High School Video from 2013
First Step at the snap of the ball
Unblocked, he explodes off the line of scrimmage in the clip above. He demonstrates a nice forward lean and is a formidable edge rusher if the offensive tackle does not get a good hand punch in to slow him down.
In the clip above, Malik Young demonstrates why the “low man wins.” If the offensive lineman across from him is not a natural “knee bender,” he will lose this battle every time.
Splits the Double-Team
Watch Young turn sideways to get “skinny” in the clip above. Even though his inside pass rush is not perfect (he could play lower), it’s good enough to split the double-team.
Blows Up the Play
This guy is a wrecking ball. Watch him blow up the whole play in the video above.
Junior College Video from 2015-2016
Inside Pass Rush
Great closing speed and strength to collapse the pocket are the hallmarks of a solid inside pass rusher (he is lined up as a nose tackle). A guy like this will force a quarterback off his mark and disrupt the timing of the play. Pretty impressive.
In the video above, Young “ragdolls” the center, and rocks him back on his heels into the backfield. This disruption of the blocking schemes create creases that linebackers can exploit by shooting the gap and making plays behind the line of scrimmage. This is the foundation of great defense-making plays on the opposing side of the line of scrimmage.
Watch Young bull-rush his opponent and leverage him off his spot, then do a nice spin move to make the tackle. Very impressive.
A great swim move combined with an elite first step is a nightmare scenario for an offensive lineman. Watch Young make it look easy in the video above.
Who He Reminds Me Of…
Corey Liuget of the Los Angeles Chargers who was taken by the Tampa Bay Buccaneers in the first round of the 2011 draft (No. 18). Malik Young is very similar in build and athleticism to the wrecking ball that plays for the Bolts.

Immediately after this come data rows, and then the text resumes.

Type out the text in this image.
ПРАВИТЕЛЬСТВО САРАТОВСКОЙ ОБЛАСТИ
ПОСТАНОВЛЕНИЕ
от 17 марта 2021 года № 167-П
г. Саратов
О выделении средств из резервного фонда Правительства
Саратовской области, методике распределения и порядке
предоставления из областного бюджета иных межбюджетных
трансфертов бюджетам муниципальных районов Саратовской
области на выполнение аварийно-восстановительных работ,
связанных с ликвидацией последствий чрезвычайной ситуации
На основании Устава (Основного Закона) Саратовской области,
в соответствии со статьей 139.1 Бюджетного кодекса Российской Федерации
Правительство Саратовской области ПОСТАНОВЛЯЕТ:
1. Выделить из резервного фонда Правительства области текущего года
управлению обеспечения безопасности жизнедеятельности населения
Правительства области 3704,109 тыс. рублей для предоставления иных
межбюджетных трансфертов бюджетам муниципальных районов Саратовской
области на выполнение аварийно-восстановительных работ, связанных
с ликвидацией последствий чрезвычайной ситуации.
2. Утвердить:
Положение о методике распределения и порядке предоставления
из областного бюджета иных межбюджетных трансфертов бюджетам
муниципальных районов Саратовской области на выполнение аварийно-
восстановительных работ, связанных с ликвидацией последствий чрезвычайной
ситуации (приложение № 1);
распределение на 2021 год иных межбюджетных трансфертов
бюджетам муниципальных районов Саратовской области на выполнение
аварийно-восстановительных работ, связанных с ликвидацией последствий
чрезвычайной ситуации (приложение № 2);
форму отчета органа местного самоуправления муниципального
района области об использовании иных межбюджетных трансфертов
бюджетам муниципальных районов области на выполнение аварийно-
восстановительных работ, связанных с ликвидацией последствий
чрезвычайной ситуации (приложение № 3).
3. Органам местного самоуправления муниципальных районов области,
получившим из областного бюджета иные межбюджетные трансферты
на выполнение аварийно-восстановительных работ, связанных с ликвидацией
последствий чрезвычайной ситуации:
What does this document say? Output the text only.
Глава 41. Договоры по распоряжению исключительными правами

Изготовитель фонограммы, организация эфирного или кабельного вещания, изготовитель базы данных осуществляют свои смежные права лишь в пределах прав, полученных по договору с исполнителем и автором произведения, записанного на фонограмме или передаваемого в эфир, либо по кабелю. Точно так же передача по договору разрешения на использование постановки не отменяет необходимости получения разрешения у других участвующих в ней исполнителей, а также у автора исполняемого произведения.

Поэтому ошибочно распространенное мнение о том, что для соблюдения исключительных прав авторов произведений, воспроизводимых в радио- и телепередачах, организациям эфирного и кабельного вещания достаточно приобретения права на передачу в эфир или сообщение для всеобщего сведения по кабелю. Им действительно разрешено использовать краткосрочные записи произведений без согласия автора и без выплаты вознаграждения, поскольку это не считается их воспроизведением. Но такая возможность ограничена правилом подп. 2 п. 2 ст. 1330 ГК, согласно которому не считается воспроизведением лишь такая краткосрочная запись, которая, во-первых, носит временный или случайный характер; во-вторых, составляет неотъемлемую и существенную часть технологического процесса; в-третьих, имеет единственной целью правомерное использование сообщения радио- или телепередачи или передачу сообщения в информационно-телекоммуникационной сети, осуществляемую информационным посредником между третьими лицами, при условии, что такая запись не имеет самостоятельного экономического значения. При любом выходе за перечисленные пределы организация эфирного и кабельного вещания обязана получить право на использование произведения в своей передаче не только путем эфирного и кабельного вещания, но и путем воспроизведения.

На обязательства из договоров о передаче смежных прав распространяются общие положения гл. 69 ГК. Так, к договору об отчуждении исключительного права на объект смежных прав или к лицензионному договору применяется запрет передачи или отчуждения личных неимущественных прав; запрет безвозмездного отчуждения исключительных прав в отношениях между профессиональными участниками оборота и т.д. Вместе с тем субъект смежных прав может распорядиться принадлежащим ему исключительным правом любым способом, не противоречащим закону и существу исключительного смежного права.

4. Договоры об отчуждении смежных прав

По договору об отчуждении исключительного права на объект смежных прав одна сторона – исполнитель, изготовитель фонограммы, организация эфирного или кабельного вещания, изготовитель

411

Other players in the NFL that Young is similar to: Mike Daniels of the Green Bay Packers taken in the fourth round (No. 132), Kyle Williams finishing a stellar 12-year career with the Buffalo Bills drafted in 2006 (fifth round-No. 134), and John Hughes of the Tampa Bay Buccaneers who was drafted by the Cleveland Browns No. 87 overall in the 2012 draft (third round).
Malik Young has the potential to be a very good NFL defensive end. He combines nice size and core strength with above average athleticism. His first step at the snap of the ball, and penetration are elite. He uses his leverage and long arms to make plays in the backfield even when he is NOT in the running lane. His film clips are full of him making ankle tackles for loss, even though the ball carrier is attacking a different lane away from what Young’s responsibility is.
He demonstrates a powerful bull-rush and does a nice job of splitting double-teams. There is very little tape of his pass rush from the outside as you would expect, because he lined up primarily on the inside in both high school and junior college. However his inside pass rush is excellent due to his relatively short stature and his natural leverage against taller offensive linemen. This guy is a wrecking ball. He blows up plays and disrupts the offensive line blocking schemes creating chaos.
It is unknown at this time whether he will play more than one year at Oregon. However with a solid year (as I suspect he will have) I would not be shocked if he was a “one and done” guy. Based upon the film I have seen, he would probably earn a fourth-round grade in the upcoming draft, and with a dominant year in the Pac-12, he could go as high as to slip into the bottom half of the second round.